Carlo Stagnaro: "In Parlamento sono in discussione emendamenti finalizzati a far entrare lo stato a gamba tesa sui mercati dell'energia: non ha senso sostituire il mercato quando funziona, come nel caso degli accordi di lungo termine per la produzione di energia rinnovabile".
L'articolo del giorno. Rassegna stampa per i resistenti sui crinali a cura di Alberto Cuppini.
Sul Foglio di oggi, nell'articolo annunciato già in prima pagina che abbiamo scelto per la nostra edicola, Carlo Stagnaro prova a spiegare, tra le altre cose, perchè fissare un cap al prezzo del gas sia non solo inefficace ma addirittura dannoso, i motivi per cui la proposta di installare 60 GW di fonti rinnovabili in tre anni è "insultante", come funziona il meccanismo della formazione dei prezzi dell'energia in Borsa e, last but non least, i danni provocati da "interventi raffazzonati", come gli emendamenti attualmente in discussione in Parlamento per "far entrare lo stato a gamba tesa" negli accordi a lungo termine per la produzione di energia rinnovabile.
Piatto molto ricco, dunque. Consiglio perciò gli interessati desiderosi di chiarirsi un po' le idee (escluse quindi le gretine, che oltre tutto leggono solo i social) di comperare il Foglio oggi in edicola, se non altro perchè l'articolo di Stagnaro, fitto fitto, occupa un'intera pagina del quotidiano. Noi ci limitiamo a riproporre il passaggio concernente l'ultimo argomento, di stretta attualità, tra quelli da noi elencati, ovvero il tentativo dei lobbysti delle rinnovabili di concedere garanzie statali indirette agli "accordi di lungo termine per la produzione di energia rinnovabile" (ossia i PPA), di cui parlavamo proprio nella nostra edicola di ieri:
"Pensare che, cambiando il meccanismo di pricing, avremmo prezzi di equilibrio molto diversi da quelli attuali significa non aver capito né il funzionamento della Borsa, né le ragioni dell'attuale situazione. Anche per questo, se una riforma ben disegnata del sistema non può risolvere la situazione contingente, tanto meno potranno farlo interventi raffazzonati. In Parlamento sono in discussione emendamenti finalizzati a far entrare lo stato a gamba tesa sui mercati dell'energia: non ha senso sostituire il mercato quando funziona, come nel caso degli accordi di lungo termine per la produzione di energia rinnovabile che già oggi vengono ordinariamente stipulati tra grandi consumatori e produttori verdi. Ci sono innumerevoli esperienze che coinvolgono l'industria nazionale sotto questo punto di vista.
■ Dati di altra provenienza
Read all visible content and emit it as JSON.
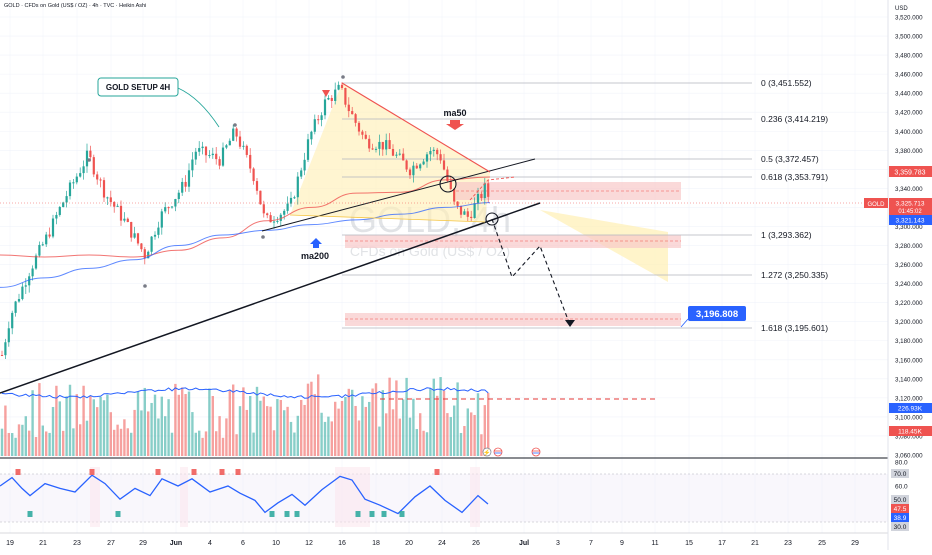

Il tentativo di tornare a un interventismo cervellotico non è nell'interesse di nessuno."
Noi seguiamo da lungo tempo il lavoro di Carlo Stagnaro. E' stato per anni il più spietato e convincente fustigatore delle "rinnovabili" salvifiche (il fotovoltaico e l'eolico), poi è stato chiamato come consulente dall'allora ministro dello Sviluppo economico Federica Guidi. Grandi furono allora le nostre speranze. L'esperienza ministeriale, invece, lo ha progressivamente istituzionalizzato, privandoci di una delle voci più caustiche contro il culto pagano delle rinnovabili.
Ci rammarica leggere nel suo articolo di oggi: "In primo luogo (l'Europa) deve ridefinire gli obiettivi della politica energetica, mantenendo la barra ferma verso la decarbonizzazione".
Lo Stagnaro pre-ministeriale si sarebbe fatto beffe del termine "decarbonizzazione" (per non parlare poi di decarbonizzazione "integrale") come, all'avvento dell'altra parola magica, si faceva beffe del termine "Energiewende" (in tedesco: transizione energetica). Lo Stagnaro d'antan avrebbe sbranato, a maggior ragione, chi avesse osato parlare di "continente climaticamente neutro" e di "transizione ecologica".
Va da sè che preferivamo lo Stagnaro pre-Mise, anche se ci rendiamo conto che, tra le altre cose, mai e poi mai avrebbe potuto scrivere le cose che scriveva allora per il Foglio di oggi, che in questi ultimi mesi ha addirittura superato La Repubblica nel servilismo acritico verso le rinnovabili non programmabili.
Ma non siamo del tutto sicuri che barattare la propria indipendenza di giudizio per ottenere visibilità, e una platea di referenti che prima mancava, sia stata una buona scelta. Indurre a credere che la politica di decarbonizzazione, a patto di affidarsi al libero mercato e non farla fare allo Stato, sia una soluzione praticabile è cosa persino più dannosa dell'altra.